Coronavirus Diaries | Month 2…or is it 3?
Lockdown memories. I wanted to write up my ‘final instalment’ as things start to very slowly return to some kind of normal – and I’m not feeling so ‘locked up’. We can go to the beach and even meet in small bubbles now. Schools and nurseries have re-opened and the overwhelming ‘hostage’ feeling has disappeared.
Lockdown was a time I initially really, really struggled with. I hated being locked in, a literal prisoner of my own home. Losing my freedom, not being able to quickly pop anywhere (those who know me, know how I love to pop to places), not going to any places we usually would, or just being able to see our favourite people.
And the hardest part for me was being with the kids 24/7. It was relentless and completely overwhelming.
But as the weeks have gone on, it has got easier. And I found myself starting to enjoy it. I’ve chilled out, I’ve relaxed more, found a new schedule which doesn’t involve dashing everywhere like a mad woman, and usually arriving late, and we’ve explored places we would never had before this. I am now amazed by the beauty of nature. It’s always been there, I just never took any notice of it. Which is quite sad to realise.
The kids even started to not irritate me every single second. So that’s a win.
So, what I’m trying to say is that even though those early days felt longs and at times, utterly unbearable, I want to remember this time as a time that we lived history, a time that we will (hopefully) never get to experience again.
A time where the world stood still and made us all slow down and reset.
A time where offices closed, schools shut for the foreseeable, Year 6 students got a free pass from having to sit GCSE’s but also missed their prom and saying goodbye to their friends, parents learnt how to juggle homeschooling whilst working from home and Joe Wicks became the Nations Favourite PE teacher (he even drafted in his wife Rosie for a couple of days…)
A time where community spirit was sky high, where we chalked rainbows and hung flags, where we smiled and said hello to strangers as we dodged them on paths, in woods and during the weekly shop. When households went out en masse on Thursday evenings banging pots and pans, when supermarket workers and bin men were heralded as key worker champions (and rightly so!) and when an old guy walked laps of his garden and raised over £32m for the NHS (We salute you Captain Tom)
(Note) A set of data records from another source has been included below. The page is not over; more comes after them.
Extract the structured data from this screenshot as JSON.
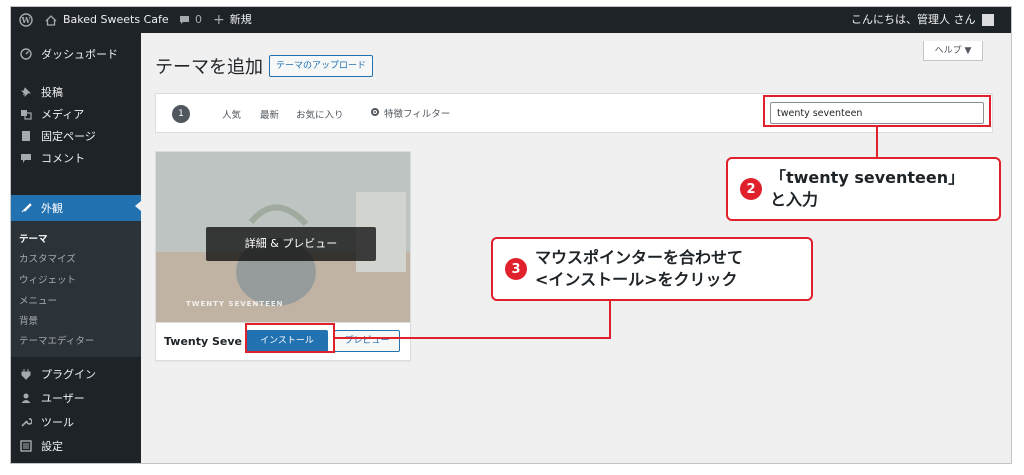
{
  "admin_bar": {
    "site_name": "Baked Sweets Cafe",
    "comment_count": "0",
    "new_label": "新規",
    "greeting": "こんにちは、管理人 さん"
  },
  "sidebar": {
    "items": [
      {
        "label": "ダッシュボード",
        "icon": "dashboard-icon"
      },
      {
        "label": "投稿",
        "icon": "pin-icon"
      },
      {
        "label": "メディア",
        "icon": "media-icon"
      },
      {
        "label": "固定ページ",
        "icon": "page-icon"
      },
      {
        "label": "コメント",
        "icon": "comment-icon"
      },
      {
        "label": "外観",
        "icon": "brush-icon"
      },
      {
        "label": "プラグイン",
        "icon": "plugin-icon"
      },
      {
        "label": "ユーザー",
        "icon": "user-icon"
      },
      {
        "label": "ツール",
        "icon": "wrench-icon"
      },
      {
        "label": "設定",
        "icon": "settings-icon"
      }
    ],
    "submenu": [
      "テーマ",
      "カスタマイズ",
      "ウィジェット",
      "メニュー",
      "背景",
      "テーマエディター"
    ]
  },
  "main": {
    "title": "テーマを追加",
    "upload_button": "テーマのアップロード",
    "help_button": "ヘルプ ▼",
    "filter": {
      "count": "1",
      "links": [
        "人気",
        "最新",
        "お気に入り"
      ],
      "feature_filter": "特徴フィルター",
      "search_value": "twenty seventeen"
    },
    "theme_card": {
      "name": "Twenty Seve",
      "details_button": "詳細 & プレビュー",
      "install_button": "インストール",
      "preview_button": "プレビュー",
      "screenshot_brand": "TWENTY SEVENTEEN"
    }
  },
  "annotations": {
    "step2": {
      "number": "2",
      "line1": "「twenty seventeen」",
      "line2": "と入力"
    },
    "step3": {
      "number": "3",
      "line1": "マウスポインターを合わせて",
      "line2": "<インストール>をクリック"
    },
    "color": "#e0202b"
  },
  "colors": {
    "admin_bar": "#1d2327",
    "accent": "#2271b1",
    "content_bg": "#f0f0f1"
  }
}
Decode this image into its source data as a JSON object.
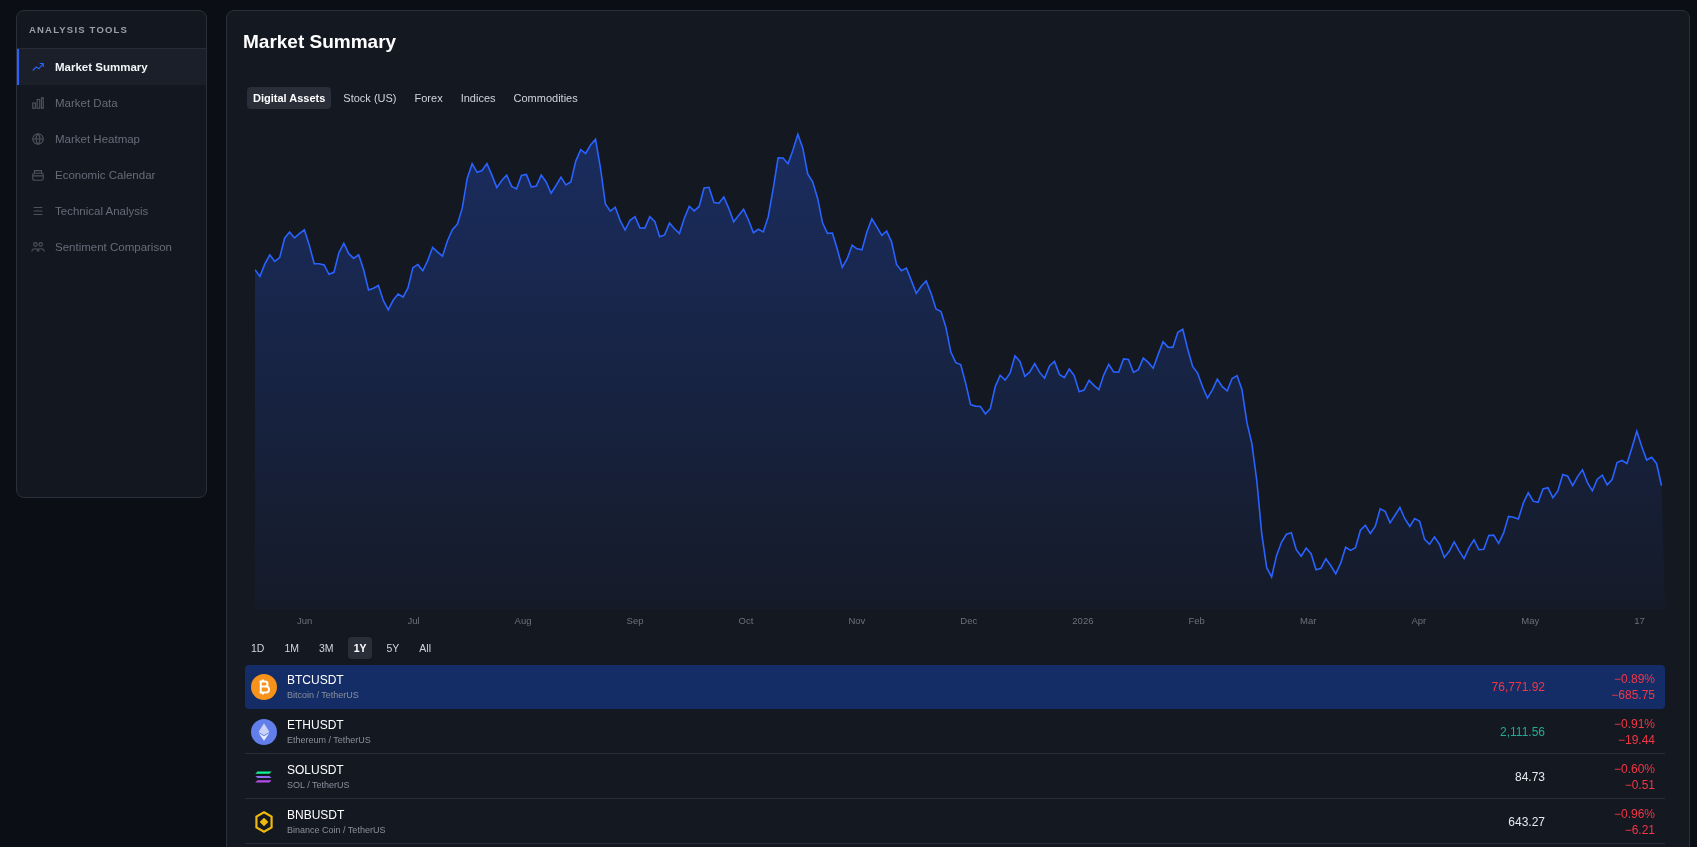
{
  "sidebar": {
    "heading": "ANALYSIS TOOLS",
    "items": [
      {
        "label": "Market Summary",
        "selected": true
      },
      {
        "label": "Market Data",
        "selected": false
      },
      {
        "label": "Market Heatmap",
        "selected": false
      },
      {
        "label": "Economic Calendar",
        "selected": false
      },
      {
        "label": "Technical Analysis",
        "selected": false
      },
      {
        "label": "Sentiment Comparison",
        "selected": false
      }
    ]
  },
  "main": {
    "title": "Market Summary",
    "tabs": [
      {
        "label": "Digital Assets",
        "selected": true
      },
      {
        "label": "Stock (US)",
        "selected": false
      },
      {
        "label": "Forex",
        "selected": false
      },
      {
        "label": "Indices",
        "selected": false
      },
      {
        "label": "Commodities",
        "selected": false
      }
    ],
    "x_axis_labels": [
      "Jun",
      "Jul",
      "Aug",
      "Sep",
      "Oct",
      "Nov",
      "Dec",
      "2026",
      "Feb",
      "Mar",
      "Apr",
      "May",
      "17"
    ],
    "ranges": [
      {
        "label": "1D",
        "selected": false
      },
      {
        "label": "1M",
        "selected": false
      },
      {
        "label": "3M",
        "selected": false
      },
      {
        "label": "1Y",
        "selected": true
      },
      {
        "label": "5Y",
        "selected": false
      },
      {
        "label": "All",
        "selected": false
      }
    ],
    "rows": [
      {
        "symbol": "BTCUSDT",
        "name": "Bitcoin / TetherUS",
        "price": {
          "value": "76,771.92",
          "color": "#f23645"
        },
        "change": {
          "percent": "−0.89%",
          "amount": "−685.75",
          "color": "#f23645"
        },
        "selected": true
      },
      {
        "symbol": "ETHUSDT",
        "name": "Ethereum / TetherUS",
        "price": {
          "value": "2,111.56",
          "color": "#22ab94"
        },
        "change": {
          "percent": "−0.91%",
          "amount": "−19.44",
          "color": "#f23645"
        },
        "selected": false
      },
      {
        "symbol": "SOLUSDT",
        "name": "SOL / TetherUS",
        "price": {
          "value": "84.73",
          "color": "#e6e9ef"
        },
        "change": {
          "percent": "−0.60%",
          "amount": "−0.51",
          "color": "#f23645"
        },
        "selected": false
      },
      {
        "symbol": "BNBUSDT",
        "name": "Binance Coin / TetherUS",
        "price": {
          "value": "643.27",
          "color": "#e6e9ef"
        },
        "change": {
          "percent": "−0.96%",
          "amount": "−6.21",
          "color": "#f23645"
        },
        "selected": false
      }
    ]
  }
}
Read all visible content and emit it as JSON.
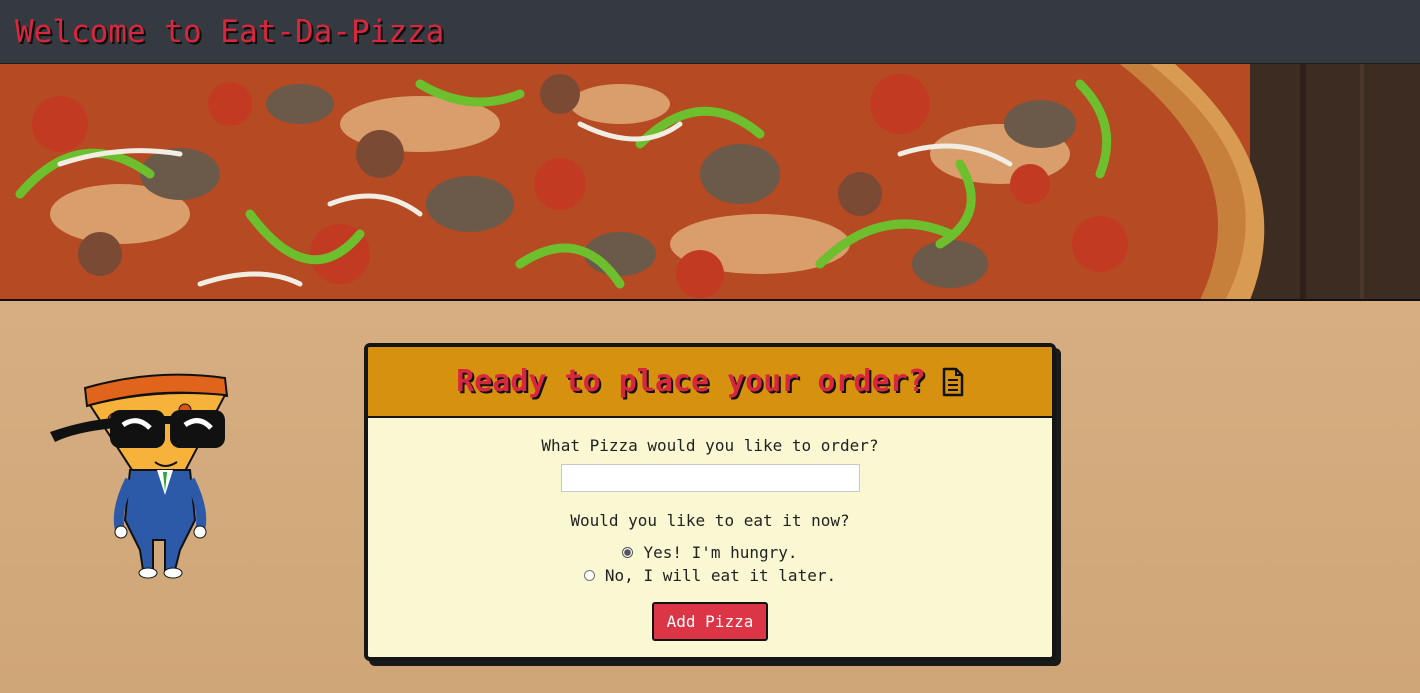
{
  "header": {
    "title": "Welcome to Eat-Da-Pizza"
  },
  "card": {
    "title": "Ready to place your order?",
    "pizza_question": "What Pizza would you like to order?",
    "pizza_input_value": "",
    "eat_question": "Would you like to eat it now?",
    "options": [
      {
        "label": "Yes! I'm hungry.",
        "checked": true
      },
      {
        "label": "No, I will eat it later.",
        "checked": false
      }
    ],
    "submit_label": "Add Pizza"
  },
  "colors": {
    "navbar": "#343a40",
    "title_red": "#d7263d",
    "card_header": "#d6910f",
    "card_body": "#f9f8d3",
    "button": "#dc3545",
    "background": "#d9b185"
  },
  "icons": {
    "title_icon": "document-icon"
  }
}
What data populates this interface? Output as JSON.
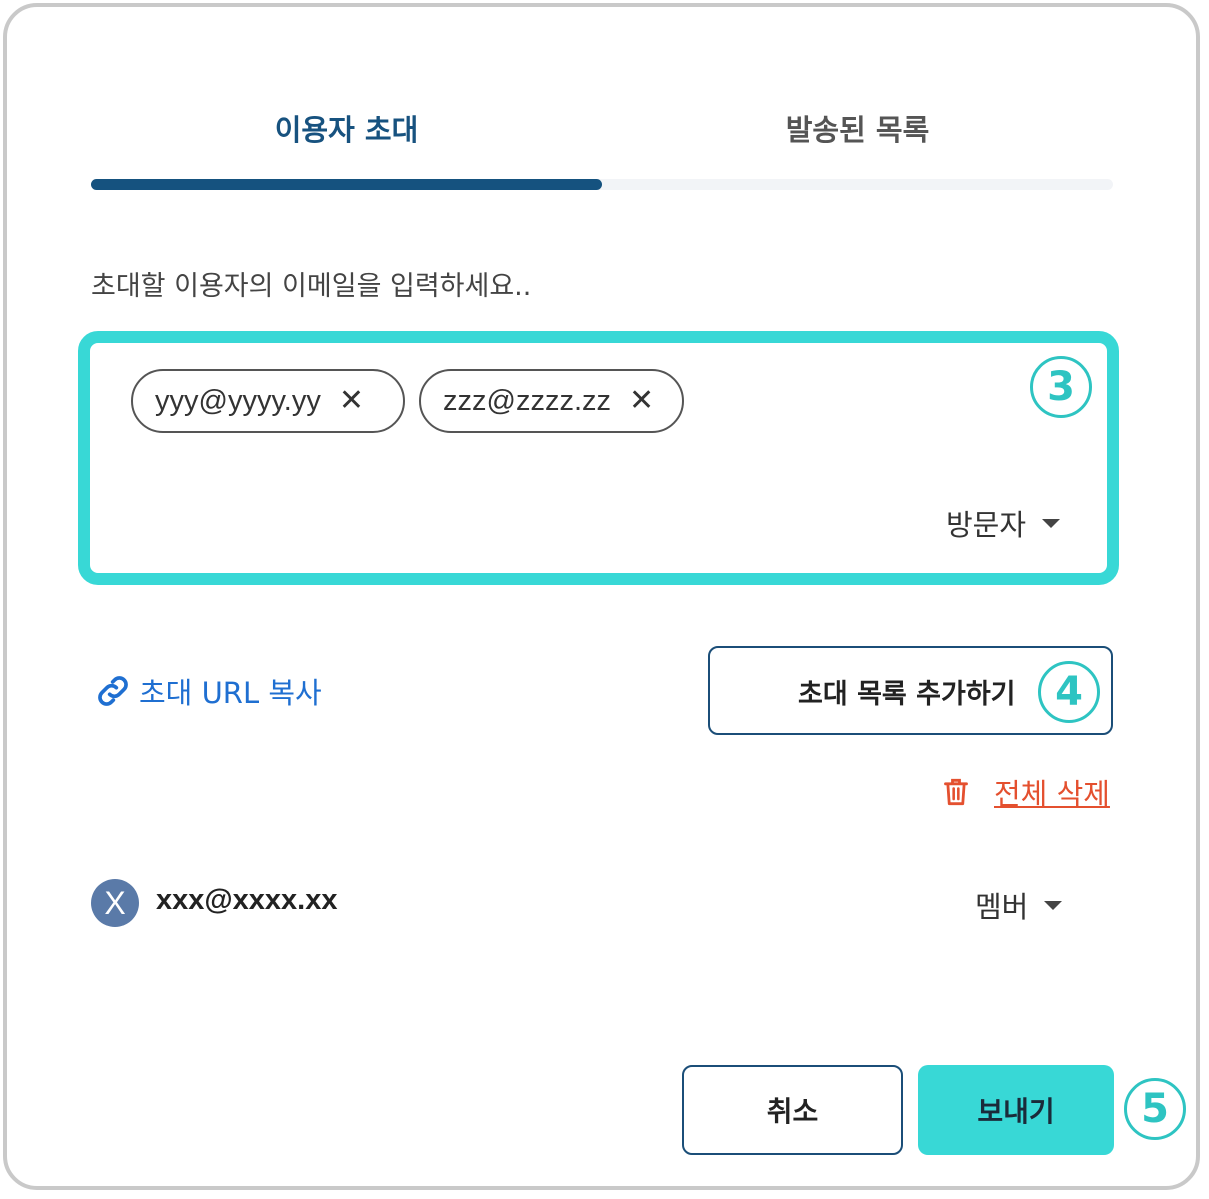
{
  "tabs": [
    {
      "label": "이용자 초대",
      "active": true
    },
    {
      "label": "발송된 목록",
      "active": false
    }
  ],
  "invite": {
    "prompt": "초대할 이용자의 이메일을 입력하세요..",
    "chips": [
      {
        "email": "yyy@yyyy.yy",
        "remove_glyph": "✕"
      },
      {
        "email": "zzz@zzzz.zz",
        "remove_glyph": "✕"
      }
    ],
    "role_label": "방문자",
    "step_badge": "3"
  },
  "actions": {
    "copy_url_label": "초대 URL 복사",
    "add_to_list_label": "초대 목록 추가하기",
    "add_step_badge": "4",
    "delete_all_label": "전체 삭제"
  },
  "members": [
    {
      "avatar": "X",
      "email": "xxx@xxxx.xx",
      "role": "멤버"
    }
  ],
  "footer": {
    "cancel_label": "취소",
    "send_label": "보내기",
    "send_step_badge": "5"
  },
  "colors": {
    "accent_teal": "#38d8d6",
    "primary_navy": "#15527f",
    "link_blue": "#1f6fd1",
    "danger_red": "#e4502f",
    "avatar_blue": "#5a7aa8"
  },
  "icons": [
    "link-icon",
    "close-icon",
    "caret-down-icon",
    "trash-icon"
  ]
}
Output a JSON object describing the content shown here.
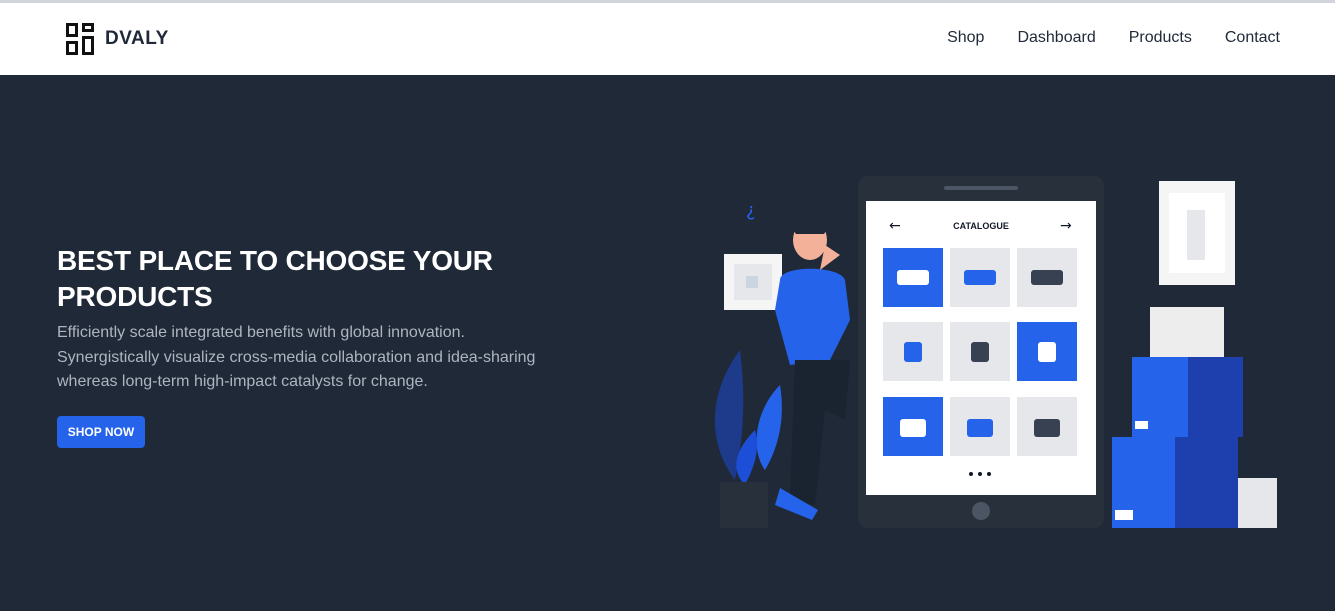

A time where we’ve never been so grateful for technology; keeping us up to date with family and friends, giving us a new version of a Friday night in-in (Zoom quiz anyone?), where teachers have sent and marked school work, where middle age parents have become Tik Tok heroes and where young children have been allowed more than the average YouTube time…
And the time that the sun shone almost every day. A time where this mama drank too much gin and ate too many biscuits.
So we had some photos taken by Stephanie Atkins Photography to remember it all.
Our lockdown memories of when the world stood still.